Где нет зимы
Еще доктор сказал: теперь надо подождать. И все пройдет.
Я только на это и надеюсь. Потому что устал быть все время один. Гуль все равно что нет, а больше тут и поговорить-то не с кем. Ну, правда, вот эта Юшка — она забавная. С ней иногда можно поболтать. Я сперва решил специально к ней подкатиться, чтоб она не обижала Гуль. Но, кажется, зря боялся: Юшка относится к моей сестре покровительственно, водит ее в столовую, напоминает, что надо почистить зубы, и вообще разговаривает с ней так, будто все нормально. Хотя Гуль ничего не отвечает и Юшке тоже.
Время идет, но ничего не налаживается, наоборот, мне кажется, что Гуль уходит от меня все дальше и дальше.
Иногда мне хочется заорать на нее и начать трясти за плечи, чтобы разбудить. Но я понимаю, что это не поможет.
И вот еще дурацкое дело: мне бы следовало горевать двадцать четыре часа в сутки, а я сейчас думаю о маме только рано утром и поздно вечером, когда остаюсь совсем один. Днем мне просто скучно и тягостно. Хотел заняться английским: у меня с собой крошечный томик рассказов О. Генри — не вышло. Открываю его — и ничего не понимаю. Словно враз забыл весь английский язык.
Я, наверное, какой-то душевно тупой. Я даже не плакал ни разу после того, как приехали тогда и сказали про маму. Гуль вон как горюет, а я ничего. На мне это никак не отразилось.
Этот ЦВС, он — как тюрьма.
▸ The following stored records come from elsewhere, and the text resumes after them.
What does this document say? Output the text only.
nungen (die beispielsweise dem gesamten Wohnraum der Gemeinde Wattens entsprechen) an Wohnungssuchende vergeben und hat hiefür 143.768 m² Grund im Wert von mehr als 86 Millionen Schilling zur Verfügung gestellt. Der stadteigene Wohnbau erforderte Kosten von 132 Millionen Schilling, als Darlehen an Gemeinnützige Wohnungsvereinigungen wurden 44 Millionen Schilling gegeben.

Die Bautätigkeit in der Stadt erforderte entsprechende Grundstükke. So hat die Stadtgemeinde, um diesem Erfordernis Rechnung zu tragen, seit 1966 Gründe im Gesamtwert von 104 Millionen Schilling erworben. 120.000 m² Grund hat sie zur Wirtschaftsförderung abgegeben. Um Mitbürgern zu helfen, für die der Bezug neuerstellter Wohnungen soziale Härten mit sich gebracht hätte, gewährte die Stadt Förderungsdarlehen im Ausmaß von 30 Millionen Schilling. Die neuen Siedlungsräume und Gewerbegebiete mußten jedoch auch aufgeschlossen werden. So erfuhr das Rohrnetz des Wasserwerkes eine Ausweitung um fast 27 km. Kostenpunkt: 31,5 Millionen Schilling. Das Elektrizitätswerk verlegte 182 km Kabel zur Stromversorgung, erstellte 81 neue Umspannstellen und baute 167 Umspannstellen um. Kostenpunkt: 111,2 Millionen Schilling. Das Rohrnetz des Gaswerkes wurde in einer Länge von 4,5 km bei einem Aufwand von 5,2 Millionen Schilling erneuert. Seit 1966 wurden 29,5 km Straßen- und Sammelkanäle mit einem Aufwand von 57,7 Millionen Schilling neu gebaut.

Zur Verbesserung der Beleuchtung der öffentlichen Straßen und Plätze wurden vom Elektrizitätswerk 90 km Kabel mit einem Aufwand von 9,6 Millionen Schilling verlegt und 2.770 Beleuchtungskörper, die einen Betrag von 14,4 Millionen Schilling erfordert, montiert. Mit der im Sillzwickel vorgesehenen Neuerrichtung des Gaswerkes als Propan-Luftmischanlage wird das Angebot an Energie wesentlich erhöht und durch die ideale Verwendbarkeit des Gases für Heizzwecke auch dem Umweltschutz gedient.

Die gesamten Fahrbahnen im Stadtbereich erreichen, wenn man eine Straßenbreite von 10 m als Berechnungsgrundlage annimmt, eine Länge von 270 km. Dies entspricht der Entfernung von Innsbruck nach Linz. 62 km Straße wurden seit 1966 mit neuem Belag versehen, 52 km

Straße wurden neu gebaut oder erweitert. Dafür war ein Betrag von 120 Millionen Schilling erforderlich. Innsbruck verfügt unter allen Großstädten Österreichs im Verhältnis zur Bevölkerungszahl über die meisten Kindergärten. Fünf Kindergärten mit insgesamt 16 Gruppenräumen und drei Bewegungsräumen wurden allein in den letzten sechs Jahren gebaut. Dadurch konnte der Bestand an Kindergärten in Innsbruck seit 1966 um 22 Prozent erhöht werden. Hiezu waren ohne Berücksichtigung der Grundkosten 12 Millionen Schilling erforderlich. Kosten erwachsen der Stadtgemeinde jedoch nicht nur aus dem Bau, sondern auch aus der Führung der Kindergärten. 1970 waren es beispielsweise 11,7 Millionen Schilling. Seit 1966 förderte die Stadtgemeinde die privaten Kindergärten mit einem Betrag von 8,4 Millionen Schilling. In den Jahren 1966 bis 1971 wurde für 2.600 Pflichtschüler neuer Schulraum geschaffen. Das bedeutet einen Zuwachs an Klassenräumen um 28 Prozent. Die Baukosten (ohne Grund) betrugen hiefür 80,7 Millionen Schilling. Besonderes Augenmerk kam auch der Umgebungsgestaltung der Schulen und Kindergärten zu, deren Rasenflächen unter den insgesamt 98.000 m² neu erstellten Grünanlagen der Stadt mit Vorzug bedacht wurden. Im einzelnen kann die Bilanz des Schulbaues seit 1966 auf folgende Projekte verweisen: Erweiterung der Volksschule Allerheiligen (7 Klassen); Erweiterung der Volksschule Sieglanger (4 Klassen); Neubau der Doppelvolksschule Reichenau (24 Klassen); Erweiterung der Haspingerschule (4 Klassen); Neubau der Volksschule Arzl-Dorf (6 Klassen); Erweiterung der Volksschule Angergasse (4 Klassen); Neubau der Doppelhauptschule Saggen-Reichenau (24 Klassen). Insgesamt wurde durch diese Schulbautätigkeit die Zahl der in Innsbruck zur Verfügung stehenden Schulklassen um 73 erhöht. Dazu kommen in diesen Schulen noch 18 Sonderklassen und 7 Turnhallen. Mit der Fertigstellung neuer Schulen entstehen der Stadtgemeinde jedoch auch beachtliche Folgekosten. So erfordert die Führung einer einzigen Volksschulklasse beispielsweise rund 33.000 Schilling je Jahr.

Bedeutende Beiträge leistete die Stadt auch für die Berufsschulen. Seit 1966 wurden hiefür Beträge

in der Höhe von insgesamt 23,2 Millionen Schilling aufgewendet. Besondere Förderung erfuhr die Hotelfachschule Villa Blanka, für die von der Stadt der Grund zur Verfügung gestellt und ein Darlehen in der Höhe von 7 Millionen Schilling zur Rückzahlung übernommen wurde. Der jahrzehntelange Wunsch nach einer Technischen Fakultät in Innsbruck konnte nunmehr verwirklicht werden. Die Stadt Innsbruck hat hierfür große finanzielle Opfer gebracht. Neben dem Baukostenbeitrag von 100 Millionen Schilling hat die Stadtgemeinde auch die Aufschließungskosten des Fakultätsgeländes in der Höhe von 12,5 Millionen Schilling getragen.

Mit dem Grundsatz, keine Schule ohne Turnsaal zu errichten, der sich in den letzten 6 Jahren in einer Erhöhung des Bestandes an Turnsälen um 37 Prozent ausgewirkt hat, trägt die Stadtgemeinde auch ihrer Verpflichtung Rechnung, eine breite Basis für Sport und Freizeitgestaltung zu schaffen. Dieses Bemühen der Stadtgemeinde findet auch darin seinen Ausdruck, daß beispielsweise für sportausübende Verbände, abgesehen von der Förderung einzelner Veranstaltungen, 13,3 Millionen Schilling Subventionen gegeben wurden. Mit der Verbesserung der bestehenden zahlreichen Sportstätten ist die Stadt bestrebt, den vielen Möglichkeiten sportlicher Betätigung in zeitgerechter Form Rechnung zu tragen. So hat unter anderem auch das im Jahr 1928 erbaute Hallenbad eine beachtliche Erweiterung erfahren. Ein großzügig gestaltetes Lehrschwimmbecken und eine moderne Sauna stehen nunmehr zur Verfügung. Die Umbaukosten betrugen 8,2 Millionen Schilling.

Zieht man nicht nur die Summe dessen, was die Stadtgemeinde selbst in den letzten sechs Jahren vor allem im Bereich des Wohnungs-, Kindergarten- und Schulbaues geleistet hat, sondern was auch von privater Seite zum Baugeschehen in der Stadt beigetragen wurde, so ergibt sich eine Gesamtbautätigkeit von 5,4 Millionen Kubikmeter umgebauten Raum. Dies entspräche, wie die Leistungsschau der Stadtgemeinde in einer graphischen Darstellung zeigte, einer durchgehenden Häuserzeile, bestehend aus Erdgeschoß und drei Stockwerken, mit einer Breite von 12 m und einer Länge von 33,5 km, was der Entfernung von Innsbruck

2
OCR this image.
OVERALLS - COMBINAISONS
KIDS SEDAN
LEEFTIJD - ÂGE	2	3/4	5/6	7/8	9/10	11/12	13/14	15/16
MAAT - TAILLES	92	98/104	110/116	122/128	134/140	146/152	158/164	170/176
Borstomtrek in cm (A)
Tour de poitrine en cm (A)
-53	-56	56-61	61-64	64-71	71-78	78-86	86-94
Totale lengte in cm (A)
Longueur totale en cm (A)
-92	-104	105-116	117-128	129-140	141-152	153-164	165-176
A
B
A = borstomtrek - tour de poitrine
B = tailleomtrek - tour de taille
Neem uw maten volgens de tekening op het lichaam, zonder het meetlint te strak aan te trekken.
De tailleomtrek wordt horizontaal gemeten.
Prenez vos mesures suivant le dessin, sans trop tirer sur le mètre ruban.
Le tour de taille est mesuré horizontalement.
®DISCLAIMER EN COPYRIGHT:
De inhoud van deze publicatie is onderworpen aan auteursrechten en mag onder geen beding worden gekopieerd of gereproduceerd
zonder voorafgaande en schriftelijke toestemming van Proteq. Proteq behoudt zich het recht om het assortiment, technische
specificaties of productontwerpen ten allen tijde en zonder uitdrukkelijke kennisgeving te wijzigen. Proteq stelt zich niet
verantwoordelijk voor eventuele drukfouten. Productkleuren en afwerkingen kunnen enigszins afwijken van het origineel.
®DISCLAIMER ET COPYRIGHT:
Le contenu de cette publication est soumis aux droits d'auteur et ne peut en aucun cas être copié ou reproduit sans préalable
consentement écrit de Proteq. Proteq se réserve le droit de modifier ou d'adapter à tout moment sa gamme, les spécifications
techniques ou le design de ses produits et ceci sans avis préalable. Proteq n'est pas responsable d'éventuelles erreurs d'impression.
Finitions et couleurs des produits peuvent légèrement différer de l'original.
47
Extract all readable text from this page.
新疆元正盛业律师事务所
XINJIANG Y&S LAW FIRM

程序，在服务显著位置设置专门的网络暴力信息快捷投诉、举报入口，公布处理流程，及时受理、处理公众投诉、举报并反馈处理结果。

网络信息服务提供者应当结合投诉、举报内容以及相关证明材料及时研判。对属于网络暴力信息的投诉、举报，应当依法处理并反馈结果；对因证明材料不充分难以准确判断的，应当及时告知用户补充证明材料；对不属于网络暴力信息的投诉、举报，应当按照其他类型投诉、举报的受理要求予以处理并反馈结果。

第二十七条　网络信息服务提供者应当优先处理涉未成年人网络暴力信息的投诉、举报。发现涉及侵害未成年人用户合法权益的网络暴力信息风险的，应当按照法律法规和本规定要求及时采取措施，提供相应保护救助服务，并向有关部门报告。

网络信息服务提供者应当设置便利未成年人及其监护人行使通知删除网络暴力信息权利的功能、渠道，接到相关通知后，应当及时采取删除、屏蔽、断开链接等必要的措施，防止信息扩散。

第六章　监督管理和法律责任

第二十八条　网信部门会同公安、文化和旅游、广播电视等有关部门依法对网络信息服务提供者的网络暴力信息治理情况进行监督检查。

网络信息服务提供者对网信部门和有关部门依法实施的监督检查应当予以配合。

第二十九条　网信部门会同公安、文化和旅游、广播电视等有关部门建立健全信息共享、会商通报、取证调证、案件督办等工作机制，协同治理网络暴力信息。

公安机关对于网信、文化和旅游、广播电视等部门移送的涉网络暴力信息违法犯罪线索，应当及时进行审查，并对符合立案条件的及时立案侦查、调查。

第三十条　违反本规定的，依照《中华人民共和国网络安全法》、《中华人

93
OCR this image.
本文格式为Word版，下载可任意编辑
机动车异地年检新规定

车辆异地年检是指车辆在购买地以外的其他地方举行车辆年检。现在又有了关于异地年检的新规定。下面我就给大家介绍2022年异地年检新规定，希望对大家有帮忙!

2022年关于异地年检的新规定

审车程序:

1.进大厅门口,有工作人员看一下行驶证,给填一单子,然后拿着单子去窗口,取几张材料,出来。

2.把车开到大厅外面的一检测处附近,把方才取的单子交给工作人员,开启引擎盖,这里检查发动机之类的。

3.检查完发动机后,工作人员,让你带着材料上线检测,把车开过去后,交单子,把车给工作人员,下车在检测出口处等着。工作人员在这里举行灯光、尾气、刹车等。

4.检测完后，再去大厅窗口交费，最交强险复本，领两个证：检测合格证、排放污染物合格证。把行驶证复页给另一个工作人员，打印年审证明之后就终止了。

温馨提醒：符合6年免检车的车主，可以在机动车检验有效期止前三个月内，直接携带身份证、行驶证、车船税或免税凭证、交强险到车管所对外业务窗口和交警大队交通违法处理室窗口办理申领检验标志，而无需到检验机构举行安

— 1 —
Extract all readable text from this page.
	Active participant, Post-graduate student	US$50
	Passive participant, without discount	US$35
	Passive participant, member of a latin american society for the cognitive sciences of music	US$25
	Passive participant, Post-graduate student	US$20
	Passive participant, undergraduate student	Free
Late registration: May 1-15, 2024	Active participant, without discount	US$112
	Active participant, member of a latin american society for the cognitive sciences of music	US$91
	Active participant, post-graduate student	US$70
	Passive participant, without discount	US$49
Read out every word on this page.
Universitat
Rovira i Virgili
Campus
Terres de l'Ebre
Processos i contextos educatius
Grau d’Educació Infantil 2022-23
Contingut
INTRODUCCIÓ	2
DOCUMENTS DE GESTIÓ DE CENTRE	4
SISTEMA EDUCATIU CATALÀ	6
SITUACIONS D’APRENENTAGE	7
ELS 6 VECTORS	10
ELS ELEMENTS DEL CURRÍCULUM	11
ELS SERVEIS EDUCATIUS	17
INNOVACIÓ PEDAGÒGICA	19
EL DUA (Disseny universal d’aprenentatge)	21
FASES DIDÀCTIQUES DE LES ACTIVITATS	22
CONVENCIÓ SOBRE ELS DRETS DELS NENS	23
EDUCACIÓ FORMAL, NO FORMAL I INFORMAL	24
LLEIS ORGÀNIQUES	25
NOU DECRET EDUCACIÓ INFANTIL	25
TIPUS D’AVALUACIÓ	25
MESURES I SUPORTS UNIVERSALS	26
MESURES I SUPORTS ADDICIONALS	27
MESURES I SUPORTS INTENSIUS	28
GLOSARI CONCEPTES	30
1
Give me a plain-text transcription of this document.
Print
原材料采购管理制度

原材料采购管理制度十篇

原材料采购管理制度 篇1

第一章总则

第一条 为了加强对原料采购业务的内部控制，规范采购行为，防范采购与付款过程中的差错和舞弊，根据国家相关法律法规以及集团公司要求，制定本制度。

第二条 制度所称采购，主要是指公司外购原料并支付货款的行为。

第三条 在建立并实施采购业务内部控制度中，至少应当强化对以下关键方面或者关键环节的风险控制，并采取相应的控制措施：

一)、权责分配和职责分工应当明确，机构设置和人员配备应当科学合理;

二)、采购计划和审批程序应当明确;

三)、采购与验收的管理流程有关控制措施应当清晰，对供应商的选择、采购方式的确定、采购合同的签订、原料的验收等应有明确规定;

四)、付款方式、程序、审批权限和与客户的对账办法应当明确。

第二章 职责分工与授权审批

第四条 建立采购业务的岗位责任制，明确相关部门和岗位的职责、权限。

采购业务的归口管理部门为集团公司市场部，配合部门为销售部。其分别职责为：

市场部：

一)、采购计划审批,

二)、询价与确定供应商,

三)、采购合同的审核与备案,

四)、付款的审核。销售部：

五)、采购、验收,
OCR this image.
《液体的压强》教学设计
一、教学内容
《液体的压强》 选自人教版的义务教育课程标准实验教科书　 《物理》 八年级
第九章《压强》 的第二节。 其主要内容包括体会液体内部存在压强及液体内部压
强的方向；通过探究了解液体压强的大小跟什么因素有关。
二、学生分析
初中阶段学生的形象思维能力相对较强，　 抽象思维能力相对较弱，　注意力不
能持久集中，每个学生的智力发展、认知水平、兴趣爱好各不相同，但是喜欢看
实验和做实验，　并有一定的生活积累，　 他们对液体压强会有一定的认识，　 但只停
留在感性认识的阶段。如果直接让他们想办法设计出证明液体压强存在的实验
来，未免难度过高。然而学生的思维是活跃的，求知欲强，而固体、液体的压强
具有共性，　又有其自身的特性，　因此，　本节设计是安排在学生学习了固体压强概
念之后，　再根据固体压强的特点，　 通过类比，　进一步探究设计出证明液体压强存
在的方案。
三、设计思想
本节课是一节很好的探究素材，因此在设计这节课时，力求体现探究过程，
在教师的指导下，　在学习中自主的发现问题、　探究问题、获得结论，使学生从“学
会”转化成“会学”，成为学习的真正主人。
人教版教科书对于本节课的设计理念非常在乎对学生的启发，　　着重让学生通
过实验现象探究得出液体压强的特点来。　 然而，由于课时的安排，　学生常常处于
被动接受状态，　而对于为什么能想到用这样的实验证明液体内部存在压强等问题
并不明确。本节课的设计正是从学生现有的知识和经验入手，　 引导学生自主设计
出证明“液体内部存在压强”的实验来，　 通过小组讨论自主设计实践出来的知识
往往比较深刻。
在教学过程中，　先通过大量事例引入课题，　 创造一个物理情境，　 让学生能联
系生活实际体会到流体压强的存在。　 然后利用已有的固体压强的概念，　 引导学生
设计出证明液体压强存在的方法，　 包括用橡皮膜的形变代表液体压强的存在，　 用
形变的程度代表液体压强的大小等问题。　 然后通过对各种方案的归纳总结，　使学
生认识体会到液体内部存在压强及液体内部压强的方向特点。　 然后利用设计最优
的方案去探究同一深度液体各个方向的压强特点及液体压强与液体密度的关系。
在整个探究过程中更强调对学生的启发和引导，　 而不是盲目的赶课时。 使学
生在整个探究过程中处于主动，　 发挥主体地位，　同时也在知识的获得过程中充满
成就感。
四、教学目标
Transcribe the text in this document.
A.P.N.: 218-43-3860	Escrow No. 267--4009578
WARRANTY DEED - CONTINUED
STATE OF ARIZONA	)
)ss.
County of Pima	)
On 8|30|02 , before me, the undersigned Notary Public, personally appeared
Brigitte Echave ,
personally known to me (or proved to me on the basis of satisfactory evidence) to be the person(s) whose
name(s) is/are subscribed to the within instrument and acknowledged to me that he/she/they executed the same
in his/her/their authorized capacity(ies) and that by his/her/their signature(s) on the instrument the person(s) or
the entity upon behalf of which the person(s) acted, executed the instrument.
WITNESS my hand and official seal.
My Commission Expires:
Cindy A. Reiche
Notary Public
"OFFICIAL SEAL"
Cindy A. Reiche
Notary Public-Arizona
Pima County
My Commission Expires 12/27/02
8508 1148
Нет, конечно, тут решеток нет и стены расписаны весело: винни-пухами, смешариками.
Лукоморьем… Занавески светленькие, кормят нормально. Только очень скучно. И народу совсем мало. Недавно привезли пацана с вокзала, бегуна. Нормальный пацан такой, одет чистенько. Говорит, что уже пятый раз бегает из дома, путешествовать его тянет. Пацана этого тут день всего подержали, а потом за ним мать и отец приехали. Мать плачет, отец молчит. Не понимаю, чего ему не хватает: у него и папа, и мама, и дом.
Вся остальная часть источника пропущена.